第一展示室 柴田健治
展
柴田氏は古典絵画にみられるような平滑で光沢のある画面にこだわった、モノクロームの絵画を十数年来継続的に制作している。
当初は、よりフラットで張りつめた画面を得るために木製パネルに水張りした水彩紙(アルシュ)を支持体に油彩で描いていたが、近作ではキャンバスを用いたものも加わり、作品の大きさに制約が無くなったことでさらなる魅力が引き出されている。
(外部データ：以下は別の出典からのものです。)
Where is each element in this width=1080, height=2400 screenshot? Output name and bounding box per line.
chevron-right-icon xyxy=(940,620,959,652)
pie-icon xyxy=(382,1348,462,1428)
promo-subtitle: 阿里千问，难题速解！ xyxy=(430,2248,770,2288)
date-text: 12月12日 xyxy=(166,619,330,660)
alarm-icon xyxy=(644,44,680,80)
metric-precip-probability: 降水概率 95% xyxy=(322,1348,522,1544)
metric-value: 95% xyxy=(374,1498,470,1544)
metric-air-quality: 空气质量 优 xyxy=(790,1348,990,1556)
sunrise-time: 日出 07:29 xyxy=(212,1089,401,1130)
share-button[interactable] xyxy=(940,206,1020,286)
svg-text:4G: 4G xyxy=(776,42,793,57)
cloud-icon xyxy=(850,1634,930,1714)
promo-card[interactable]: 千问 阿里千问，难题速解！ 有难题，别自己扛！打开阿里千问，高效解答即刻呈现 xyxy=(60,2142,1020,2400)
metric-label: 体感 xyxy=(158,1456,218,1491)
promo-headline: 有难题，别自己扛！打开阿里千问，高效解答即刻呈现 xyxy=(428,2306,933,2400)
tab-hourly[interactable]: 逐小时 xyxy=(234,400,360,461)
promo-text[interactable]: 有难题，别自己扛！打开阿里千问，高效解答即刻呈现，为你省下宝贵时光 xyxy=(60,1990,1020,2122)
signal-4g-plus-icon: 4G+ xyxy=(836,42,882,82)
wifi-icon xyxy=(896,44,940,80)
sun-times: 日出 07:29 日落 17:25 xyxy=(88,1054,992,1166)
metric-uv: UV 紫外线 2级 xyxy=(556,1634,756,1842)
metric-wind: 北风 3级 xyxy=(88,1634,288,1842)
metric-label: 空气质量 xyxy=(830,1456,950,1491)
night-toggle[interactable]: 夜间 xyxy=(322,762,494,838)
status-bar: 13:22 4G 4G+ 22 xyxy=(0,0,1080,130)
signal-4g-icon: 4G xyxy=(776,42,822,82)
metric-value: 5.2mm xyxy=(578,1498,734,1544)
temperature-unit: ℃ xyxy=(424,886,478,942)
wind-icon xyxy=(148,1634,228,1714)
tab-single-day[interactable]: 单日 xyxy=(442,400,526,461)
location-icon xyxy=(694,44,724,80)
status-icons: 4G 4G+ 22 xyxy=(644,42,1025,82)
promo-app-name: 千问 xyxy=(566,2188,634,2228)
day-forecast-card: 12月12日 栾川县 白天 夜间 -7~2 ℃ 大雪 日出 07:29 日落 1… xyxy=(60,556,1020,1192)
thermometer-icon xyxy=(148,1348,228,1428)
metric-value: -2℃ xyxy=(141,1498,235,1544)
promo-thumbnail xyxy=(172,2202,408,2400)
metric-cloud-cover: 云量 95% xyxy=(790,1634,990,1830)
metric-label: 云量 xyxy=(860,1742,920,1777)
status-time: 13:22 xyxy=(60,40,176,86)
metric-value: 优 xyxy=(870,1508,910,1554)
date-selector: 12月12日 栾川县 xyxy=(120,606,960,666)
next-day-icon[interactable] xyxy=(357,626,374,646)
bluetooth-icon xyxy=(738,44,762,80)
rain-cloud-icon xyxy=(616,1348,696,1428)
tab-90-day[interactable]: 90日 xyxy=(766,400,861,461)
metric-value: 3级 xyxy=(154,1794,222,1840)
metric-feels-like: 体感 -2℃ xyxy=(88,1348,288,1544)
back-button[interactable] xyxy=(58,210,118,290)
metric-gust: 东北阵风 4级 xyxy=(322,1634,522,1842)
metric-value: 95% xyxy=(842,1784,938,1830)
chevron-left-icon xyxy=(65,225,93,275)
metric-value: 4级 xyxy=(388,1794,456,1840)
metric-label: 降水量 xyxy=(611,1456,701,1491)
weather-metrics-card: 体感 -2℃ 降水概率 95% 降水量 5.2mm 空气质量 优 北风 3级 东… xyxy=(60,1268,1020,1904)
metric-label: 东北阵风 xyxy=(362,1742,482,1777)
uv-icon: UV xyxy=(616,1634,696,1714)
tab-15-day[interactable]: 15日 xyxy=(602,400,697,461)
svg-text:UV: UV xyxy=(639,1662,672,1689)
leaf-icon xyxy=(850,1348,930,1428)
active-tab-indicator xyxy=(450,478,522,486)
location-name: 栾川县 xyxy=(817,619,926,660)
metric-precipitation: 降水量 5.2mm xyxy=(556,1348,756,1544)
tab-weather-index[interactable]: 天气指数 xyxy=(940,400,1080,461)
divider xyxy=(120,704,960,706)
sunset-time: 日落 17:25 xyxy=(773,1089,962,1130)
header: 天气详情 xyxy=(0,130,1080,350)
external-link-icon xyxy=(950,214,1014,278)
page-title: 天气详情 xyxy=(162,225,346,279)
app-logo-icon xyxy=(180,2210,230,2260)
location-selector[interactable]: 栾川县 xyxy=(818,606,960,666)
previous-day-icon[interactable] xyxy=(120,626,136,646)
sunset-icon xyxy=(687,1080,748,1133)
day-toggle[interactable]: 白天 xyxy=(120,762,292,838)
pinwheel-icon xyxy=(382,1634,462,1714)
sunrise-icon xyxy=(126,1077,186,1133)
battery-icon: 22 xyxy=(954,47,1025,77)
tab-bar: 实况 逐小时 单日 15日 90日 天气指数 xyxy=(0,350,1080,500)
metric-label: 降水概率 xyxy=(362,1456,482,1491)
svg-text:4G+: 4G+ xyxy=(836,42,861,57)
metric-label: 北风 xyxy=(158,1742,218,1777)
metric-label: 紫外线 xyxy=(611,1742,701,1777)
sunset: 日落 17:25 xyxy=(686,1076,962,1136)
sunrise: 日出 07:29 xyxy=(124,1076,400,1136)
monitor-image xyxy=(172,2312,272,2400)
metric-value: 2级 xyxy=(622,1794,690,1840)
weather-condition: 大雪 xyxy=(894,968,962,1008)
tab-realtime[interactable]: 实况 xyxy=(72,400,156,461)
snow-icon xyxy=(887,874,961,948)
画面と対峙して先ず目を引くのは、やはり「色」の美しさだが一般に物体の持つ「色」というのは光の反射を知覚することで認識されるものであり、そういった意味で柴田氏は画面の中に独自の光を獲得し(閉じこめ)コントロールすることに成功している。鑑賞者はおそらく作品を前にして光の恩恵を感じ、新しい光(色)を享受することになるだろう。
作品が展示室の各壁面に静謐さと緊張感を保つよう丁寧に配置されることでその空間は大きく変容する。あたかも初めて訪れる場所に導かれるかのように。描かれているのは、色=光?
画面の中に現れる、奥行き、距離、時間… 鑑賞者は自身の様々な記憶をたどり、ある種のイリュージョンに到達するのだろうか。
※柴田氏は1997年の個展以来、東京を中心に個展やグループ展で発表を続け、東京都現代美術館のアニュアル2002「フィクション?」への選出や、2010年ドイツのケルンで開催されたアートフェア「アートコロン」では個展形式の展示を行うなど着実に評価を得ている。
当館では2007年に行われた企画展「アテンプト」(O JUN氏によるキュレーション)に出展後、数回のグループ展に参加、今回は初めての個展となる。